Pan Seared Ribeye with Kahlua Sauce
A tender and simply seasoned ribeye served with a homemade Kahlue sauce.
- 2 1/2 inch thick boneless ribeye steaks
- 1 tablespoon olive oil + 1 teaspoon
- 1/2 teaspoon salt
- 1/2 teaspoon pepper
- 1 tablespoon chopped shallots
- 2 cloves garlic, minced
- 1/2 cup Kahlua liqueur
- 1/2 cup water
- 2 teaspoons beef base
- Pinch of salt
- 1 tablespoons chopped fresh rosemary
- 1 tablespoon butter
- Heat a cast-iron skillet over medium-high heat.

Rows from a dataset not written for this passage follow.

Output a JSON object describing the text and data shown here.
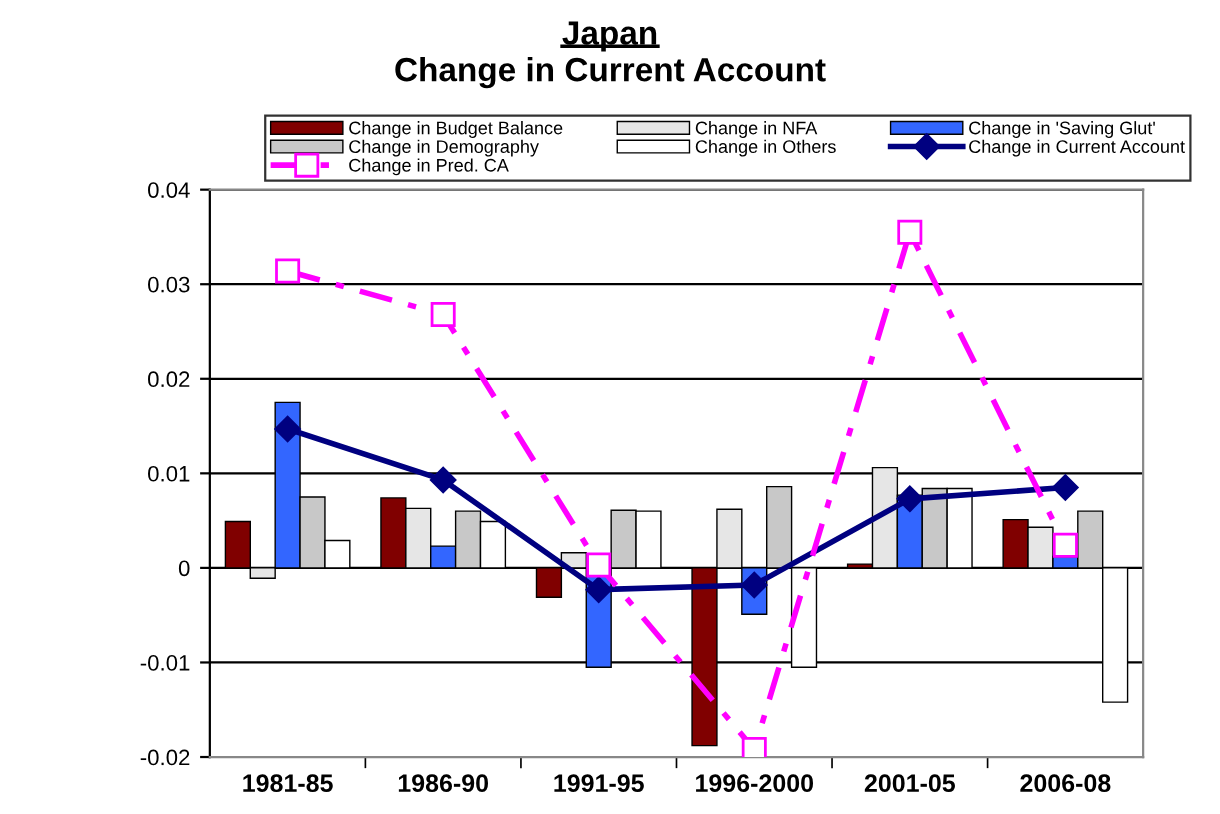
{
  "chart_data": {
    "type": "bar",
    "title": "Japan",
    "subtitle": "Change in Current Account",
    "categories": [
      "1981-85",
      "1986-90",
      "1991-95",
      "1996-2000",
      "2001-05",
      "2006-08"
    ],
    "series": [
      {
        "name": "Change in Budget Balance",
        "color": "#800000",
        "values": [
          0.0049,
          0.0074,
          -0.0031,
          -0.0188,
          0.0004,
          0.0051
        ]
      },
      {
        "name": "Change in NFA",
        "color": "#e6e6e6",
        "values": [
          -0.0011,
          0.0063,
          0.0016,
          0.0062,
          0.0106,
          0.0043
        ]
      },
      {
        "name": "Change in 'Saving Glut'",
        "color": "#3366ff",
        "values": [
          0.0175,
          0.0023,
          -0.0105,
          -0.0049,
          0.0077,
          0.0012
        ]
      },
      {
        "name": "Change in Demography",
        "color": "#c8c8c8",
        "values": [
          0.0075,
          0.006,
          0.0061,
          0.0086,
          0.0084,
          0.006
        ]
      },
      {
        "name": "Change in Others",
        "color": "#ffffff",
        "values": [
          0.0029,
          0.0049,
          0.006,
          -0.0105,
          0.0084,
          -0.0142
        ]
      },
      {
        "name": "Change in Current Account",
        "type": "line",
        "color": "#000080",
        "marker": "diamond",
        "line_style": "solid",
        "values": [
          0.0147,
          0.0093,
          -0.0023,
          -0.0018,
          0.0073,
          0.0085
        ]
      },
      {
        "name": "Change in Pred. CA",
        "type": "line",
        "color": "#ff00ff",
        "marker": "square",
        "line_style": "dashed",
        "values": [
          0.0314,
          0.0268,
          0.0003,
          -0.0192,
          0.0355,
          0.0024
        ]
      }
    ],
    "ylim": [
      -0.02,
      0.04
    ],
    "yticks": [
      {
        "value": -0.02,
        "label": "-0.02"
      },
      {
        "value": -0.01,
        "label": "-0.01"
      },
      0,
      0.01,
      0.02,
      0.03,
      0.04
    ],
    "grid": "y",
    "legend": "top"
  }
}
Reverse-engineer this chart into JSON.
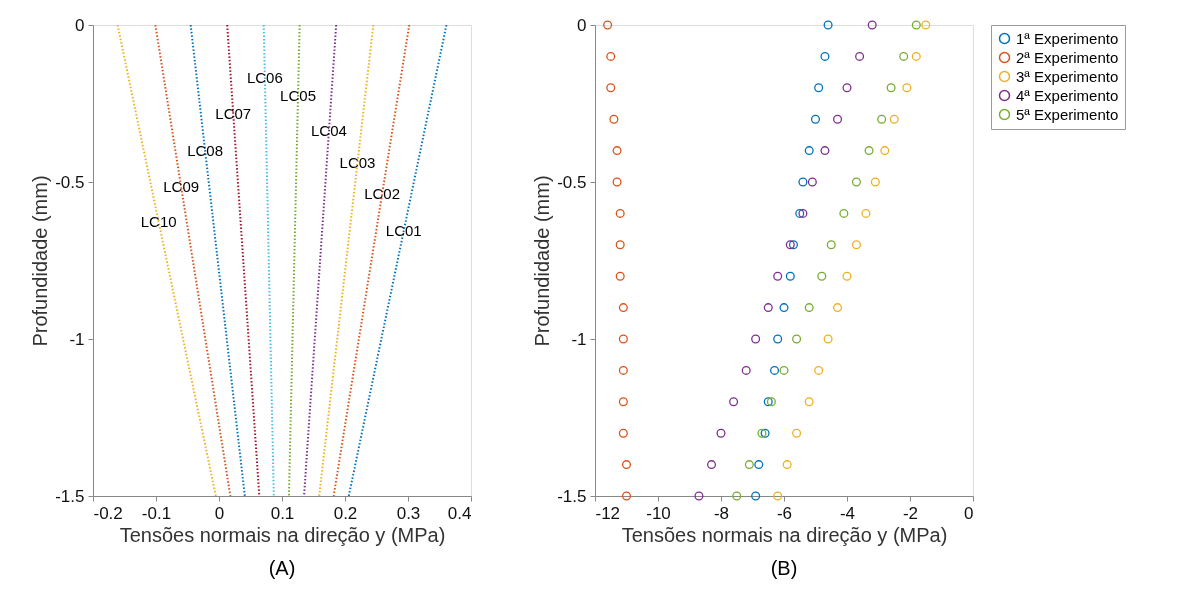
{
  "chart_data": [
    {
      "type": "line",
      "title": "(A)",
      "xlabel": "Tensões normais na direção y (MPa)",
      "ylabel": "Profundidade (mm)",
      "xlim": [
        -0.2,
        0.4
      ],
      "xticks": [
        -0.2,
        -0.1,
        0,
        0.1,
        0.2,
        0.3,
        0.4
      ],
      "ylim": [
        -1.5,
        0
      ],
      "yticks": [
        -1.5,
        -1,
        -0.5,
        0
      ],
      "grid": false,
      "legend": false,
      "marker": "none",
      "line_style": "dotted",
      "series": [
        {
          "name": "LC01",
          "color": "#0072bd",
          "x": [
            0.361,
            0.206
          ],
          "values": [
            0,
            -1.5
          ]
        },
        {
          "name": "LC02",
          "color": "#d95319",
          "x": [
            0.302,
            0.182
          ],
          "values": [
            0,
            -1.5
          ]
        },
        {
          "name": "LC03",
          "color": "#edb120",
          "x": [
            0.245,
            0.159
          ],
          "values": [
            0,
            -1.5
          ]
        },
        {
          "name": "LC04",
          "color": "#7e2f8e",
          "x": [
            0.186,
            0.135
          ],
          "values": [
            0,
            -1.5
          ]
        },
        {
          "name": "LC05",
          "color": "#77ac30",
          "x": [
            0.128,
            0.111
          ],
          "values": [
            0,
            -1.5
          ]
        },
        {
          "name": "LC06",
          "color": "#4dbeee",
          "x": [
            0.071,
            0.087
          ],
          "values": [
            0,
            -1.5
          ]
        },
        {
          "name": "LC07",
          "color": "#a2142f",
          "x": [
            0.013,
            0.064
          ],
          "values": [
            0,
            -1.5
          ]
        },
        {
          "name": "LC08",
          "color": "#0072bd",
          "x": [
            -0.045,
            0.041
          ],
          "values": [
            0,
            -1.5
          ]
        },
        {
          "name": "LC09",
          "color": "#d95319",
          "x": [
            -0.101,
            0.018
          ],
          "values": [
            0,
            -1.5
          ]
        },
        {
          "name": "LC10",
          "color": "#edb120",
          "x": [
            -0.161,
            -0.005
          ],
          "values": [
            0,
            -1.5
          ]
        }
      ]
    },
    {
      "type": "scatter",
      "title": "(B)",
      "xlabel": "Tensões normais na direção y (MPa)",
      "ylabel": "Profundidade (mm)",
      "xlim": [
        -12,
        0
      ],
      "xticks": [
        -12,
        -10,
        -8,
        -6,
        -4,
        -2,
        0
      ],
      "ylim": [
        -1.5,
        0
      ],
      "yticks": [
        -1.5,
        -1,
        -0.5,
        0
      ],
      "grid": false,
      "legend": "right",
      "marker": "circle",
      "series": [
        {
          "name": "1ª Experimento",
          "color": "#0072bd",
          "x": [
            -4.6,
            -4.7,
            -4.9,
            -5.0,
            -5.2,
            -5.4,
            -5.5,
            -5.7,
            -5.8,
            -6.0,
            -6.2,
            -6.3,
            -6.5,
            -6.6,
            -6.8,
            -6.9
          ],
          "values": [
            0,
            -0.1,
            -0.2,
            -0.3,
            -0.4,
            -0.5,
            -0.6,
            -0.7,
            -0.8,
            -0.9,
            -1.0,
            -1.1,
            -1.2,
            -1.3,
            -1.4,
            -1.5
          ]
        },
        {
          "name": "2ª Experimento",
          "color": "#d95319",
          "x": [
            -11.6,
            -11.5,
            -11.5,
            -11.4,
            -11.3,
            -11.3,
            -11.2,
            -11.2,
            -11.2,
            -11.1,
            -11.1,
            -11.1,
            -11.1,
            -11.1,
            -11.0,
            -11.0
          ],
          "values": [
            0,
            -0.1,
            -0.2,
            -0.3,
            -0.4,
            -0.5,
            -0.6,
            -0.7,
            -0.8,
            -0.9,
            -1.0,
            -1.1,
            -1.2,
            -1.3,
            -1.4,
            -1.5
          ]
        },
        {
          "name": "3ª Experimento",
          "color": "#edb120",
          "x": [
            -1.5,
            -1.8,
            -2.1,
            -2.5,
            -2.8,
            -3.1,
            -3.4,
            -3.7,
            -4.0,
            -4.3,
            -4.6,
            -4.9,
            -5.2,
            -5.6,
            -5.9,
            -6.2
          ],
          "values": [
            0,
            -0.1,
            -0.2,
            -0.3,
            -0.4,
            -0.5,
            -0.6,
            -0.7,
            -0.8,
            -0.9,
            -1.0,
            -1.1,
            -1.2,
            -1.3,
            -1.4,
            -1.5
          ]
        },
        {
          "name": "4ª Experimento",
          "color": "#7e2f8e",
          "x": [
            -3.2,
            -3.6,
            -4.0,
            -4.3,
            -4.7,
            -5.1,
            -5.4,
            -5.8,
            -6.2,
            -6.5,
            -6.9,
            -7.2,
            -7.6,
            -8.0,
            -8.3,
            -8.7
          ],
          "values": [
            0,
            -0.1,
            -0.2,
            -0.3,
            -0.4,
            -0.5,
            -0.6,
            -0.7,
            -0.8,
            -0.9,
            -1.0,
            -1.1,
            -1.2,
            -1.3,
            -1.4,
            -1.5
          ]
        },
        {
          "name": "5ª Experimento",
          "color": "#77ac30",
          "x": [
            -1.8,
            -2.2,
            -2.6,
            -2.9,
            -3.3,
            -3.7,
            -4.1,
            -4.5,
            -4.8,
            -5.2,
            -5.6,
            -6.0,
            -6.4,
            -6.7,
            -7.1,
            -7.5
          ],
          "values": [
            0,
            -0.1,
            -0.2,
            -0.3,
            -0.4,
            -0.5,
            -0.6,
            -0.7,
            -0.8,
            -0.9,
            -1.0,
            -1.1,
            -1.2,
            -1.3,
            -1.4,
            -1.5
          ]
        }
      ]
    }
  ]
}
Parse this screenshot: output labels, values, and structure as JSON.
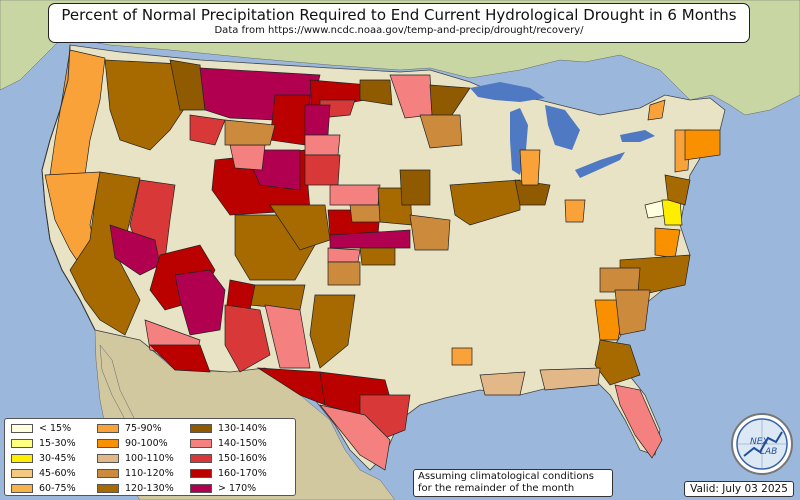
{
  "title": "Percent of Normal Precipitation Required to End Current Hydrological Drought in 6 Months",
  "subtitle": "Data from https://www.ncdc.noaa.gov/temp-and-precip/drought/recovery/",
  "note": {
    "line1": "Assuming climatological conditions",
    "line2": "for the remainder of the month"
  },
  "valid": "Valid: July 03 2025",
  "logo": {
    "text_top": "NEX",
    "text_bottom": "LAB"
  },
  "legend": [
    {
      "label": "< 15%",
      "color": "#ffffe0"
    },
    {
      "label": "15-30%",
      "color": "#ffff80"
    },
    {
      "label": "30-45%",
      "color": "#ffee00"
    },
    {
      "label": "45-60%",
      "color": "#f5c880"
    },
    {
      "label": "60-75%",
      "color": "#f8b24a"
    },
    {
      "label": "75-90%",
      "color": "#f9a23a"
    },
    {
      "label": "90-100%",
      "color": "#f99000"
    },
    {
      "label": "100-110%",
      "color": "#e3b889"
    },
    {
      "label": "110-120%",
      "color": "#cc8a3c"
    },
    {
      "label": "120-130%",
      "color": "#a66a00"
    },
    {
      "label": "130-140%",
      "color": "#8f5a00"
    },
    {
      "label": "140-150%",
      "color": "#f48080"
    },
    {
      "label": "150-160%",
      "color": "#d93838"
    },
    {
      "label": "160-170%",
      "color": "#bb0000"
    },
    {
      "label": "> 170%",
      "color": "#b0004f"
    }
  ],
  "colors": {
    "ocean": "#9bb8dc",
    "land": "#e7e3c4",
    "canada": "#c8d6a4",
    "mexico": "#d2c8a0",
    "lakes": "#4f79c2"
  }
}
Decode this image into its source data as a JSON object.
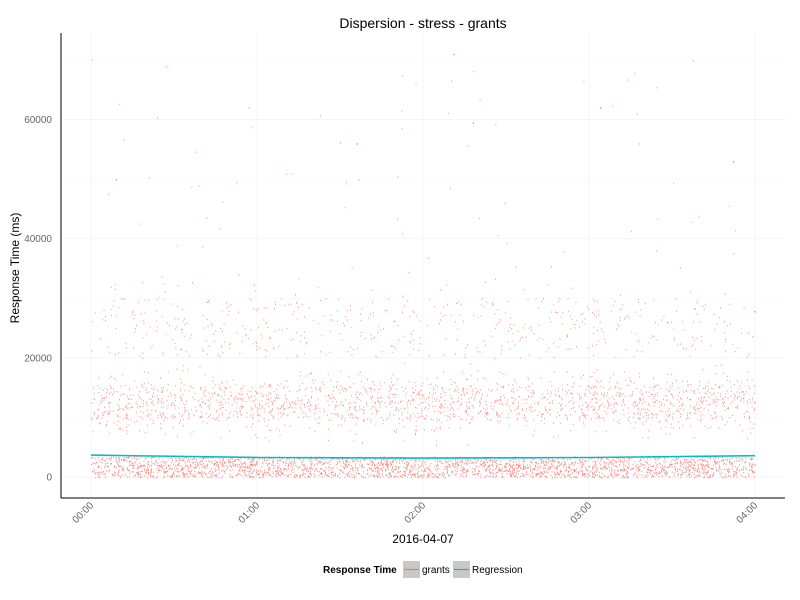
{
  "chart_data": {
    "type": "scatter",
    "title": "Dispersion - stress - grants",
    "xlabel": "2016-04-07",
    "ylabel": "Response Time (ms)",
    "x_ticks": [
      "00:00",
      "01:00",
      "02:00",
      "03:00",
      "04:00"
    ],
    "y_ticks": [
      "0",
      "20000",
      "40000",
      "60000"
    ],
    "x_range": [
      "00:00",
      "04:00"
    ],
    "ylim": [
      -3500,
      74500
    ],
    "grid": true,
    "legend_placement": "bottom",
    "legend": {
      "title": "Response Time",
      "items": [
        {
          "label": "grants",
          "color": "#F8766D",
          "kind": "points"
        },
        {
          "label": "Regression",
          "color": "#00BFC4",
          "kind": "line"
        }
      ]
    },
    "series": [
      {
        "name": "grants",
        "kind": "points",
        "color": "#F8766D",
        "description_bands": [
          {
            "y_min": 0,
            "y_max": 3500,
            "share": 0.5
          },
          {
            "y_min": 5000,
            "y_max": 20000,
            "share": 0.38
          },
          {
            "y_min": 20000,
            "y_max": 30000,
            "share": 0.1
          },
          {
            "y_min": 30000,
            "y_max": 71000,
            "share": 0.02
          }
        ],
        "notable_points": [
          {
            "x": "00:09",
            "y": 50000
          },
          {
            "x": "01:36",
            "y": 56000
          },
          {
            "x": "02:11",
            "y": 71000
          },
          {
            "x": "02:18",
            "y": 59500
          },
          {
            "x": "03:04",
            "y": 62000
          },
          {
            "x": "03:52",
            "y": 53000
          }
        ]
      },
      {
        "name": "Regression",
        "kind": "line",
        "color": "#00BFC4",
        "x": [
          "00:00",
          "01:00",
          "02:00",
          "03:00",
          "04:00"
        ],
        "y": [
          3700,
          3300,
          3200,
          3300,
          3600
        ]
      }
    ]
  }
}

- Drizzle both sides of steak with 1 tablespoon of olive oil, salt, and pepper. Place stakes on hot skillet and all them to sear for about 3 minutes per side. Transfer steaks to a plate and keep warm.
- Add remaining teaspoon of olive oil to the skillet. Add shallots and garlic, cook for 1 minute. Carefully stir n Kahlua (remove the skillet from the flame before pouring in alcohol if using a gas stove). Add water to liquor and stir in beef base, taking care to scrape up any browned bits. Add a pinch of salt.
- Allow mixture to come to a slow simmer. Continue to cook mixture until sauce thickens and reduces by half. Stir in rosemary. Whisk in butter until sauce is thick and glossy. Serve sauce over steak
Wine and beef are natural pairs. Don’t skip the Kahlua sauce, but complete the experience by serving wine on the side!